The present tower was built in 1720–21 by Trinity House, and was intended to work in conjunction with Walton Hall Tower to guide vessels through the Goldmer Gap. Towers at Naze and at Walton Hall are marked on a map of 1673 by Richard Blome, which in turn was based on a map drawn up in the late 1500s. The present Naze Tower therefore replaced an earlier construction at a similar location. It was of particular benefit to ships using the nearby port of Harwich. Both the current Naze Tower and its predecessor had beacons or lamps lit at the top, providing an early form of lighthouse.

Over the years, the tower has had a variety of uses. In the eighteenth century it was a tea house, operated by the actress and aristocrats' mistress, Martha Reay. It was a lookout during the Napoleonic Wars and again during the Great War of 1914–18. In the Second World War it was used as a radar station, with its crenellations removed to accommodate a radar dish.

Naze Tower was given Grade II* listed status in 1984 by English Heritage. Since 1986, it has been in private ownership. The current owners purchased the tower in 1996, and after refurbishment, opened it to the public in 2005.

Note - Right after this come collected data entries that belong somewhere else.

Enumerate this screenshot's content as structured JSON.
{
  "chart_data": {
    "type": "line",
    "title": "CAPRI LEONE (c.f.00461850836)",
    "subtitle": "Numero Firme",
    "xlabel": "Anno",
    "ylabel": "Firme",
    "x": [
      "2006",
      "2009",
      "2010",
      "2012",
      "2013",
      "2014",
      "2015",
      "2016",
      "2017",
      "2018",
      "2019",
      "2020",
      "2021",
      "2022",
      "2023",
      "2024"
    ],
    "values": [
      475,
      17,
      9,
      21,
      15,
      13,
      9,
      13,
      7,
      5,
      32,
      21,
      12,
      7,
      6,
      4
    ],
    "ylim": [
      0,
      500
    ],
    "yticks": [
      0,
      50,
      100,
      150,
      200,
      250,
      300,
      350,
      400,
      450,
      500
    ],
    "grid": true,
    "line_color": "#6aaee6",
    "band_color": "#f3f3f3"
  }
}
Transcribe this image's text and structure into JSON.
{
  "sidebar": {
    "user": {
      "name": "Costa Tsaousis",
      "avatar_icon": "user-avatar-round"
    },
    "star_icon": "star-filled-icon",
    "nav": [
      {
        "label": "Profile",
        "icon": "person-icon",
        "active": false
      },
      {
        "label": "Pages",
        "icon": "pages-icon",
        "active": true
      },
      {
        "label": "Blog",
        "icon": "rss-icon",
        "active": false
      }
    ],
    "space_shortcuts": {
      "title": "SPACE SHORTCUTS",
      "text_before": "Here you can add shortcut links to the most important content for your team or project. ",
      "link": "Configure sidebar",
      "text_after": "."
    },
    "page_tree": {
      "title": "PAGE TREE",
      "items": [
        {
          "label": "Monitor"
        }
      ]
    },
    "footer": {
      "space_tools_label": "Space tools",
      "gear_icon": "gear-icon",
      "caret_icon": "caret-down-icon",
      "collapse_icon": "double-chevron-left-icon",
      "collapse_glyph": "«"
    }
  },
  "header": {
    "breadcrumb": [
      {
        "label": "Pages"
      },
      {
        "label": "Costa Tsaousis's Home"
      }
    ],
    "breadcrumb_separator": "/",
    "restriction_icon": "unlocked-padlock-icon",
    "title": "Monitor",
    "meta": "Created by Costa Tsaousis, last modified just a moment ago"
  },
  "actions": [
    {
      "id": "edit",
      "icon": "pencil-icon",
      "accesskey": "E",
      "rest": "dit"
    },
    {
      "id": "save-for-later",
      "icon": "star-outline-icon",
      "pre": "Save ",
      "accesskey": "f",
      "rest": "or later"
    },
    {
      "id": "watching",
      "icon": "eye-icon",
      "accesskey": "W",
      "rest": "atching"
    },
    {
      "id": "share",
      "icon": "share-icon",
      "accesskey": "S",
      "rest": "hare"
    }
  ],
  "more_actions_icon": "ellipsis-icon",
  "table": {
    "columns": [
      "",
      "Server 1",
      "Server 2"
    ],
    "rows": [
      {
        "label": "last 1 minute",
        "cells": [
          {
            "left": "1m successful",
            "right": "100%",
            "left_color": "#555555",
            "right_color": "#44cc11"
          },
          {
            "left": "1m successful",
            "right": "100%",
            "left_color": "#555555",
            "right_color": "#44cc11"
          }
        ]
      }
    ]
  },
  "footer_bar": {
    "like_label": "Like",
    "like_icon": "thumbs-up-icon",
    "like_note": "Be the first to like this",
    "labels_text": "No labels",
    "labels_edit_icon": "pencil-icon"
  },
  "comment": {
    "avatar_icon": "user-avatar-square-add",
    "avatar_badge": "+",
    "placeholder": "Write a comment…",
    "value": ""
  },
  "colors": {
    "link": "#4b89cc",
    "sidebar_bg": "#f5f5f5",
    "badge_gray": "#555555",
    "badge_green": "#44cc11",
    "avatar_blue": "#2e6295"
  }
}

The tower is at significant risk from both structural decay and coastal erosion. In 2011, a £1.2m project saw the construction of 'Crag Walk', a 110 m long footpath, to slow the rate of erosion. In 2015 the tower was re-added to the Heritage at Risk Register, but was removed once more after restoration works to address damp problems.

== Cultural reference ==
In a video shot for the 2026 Clacton by-election, Count Binface proclaimed the Naze Tower "one of the greatest landmarks not only in the Clacton constituency, but in the entire planet Earth".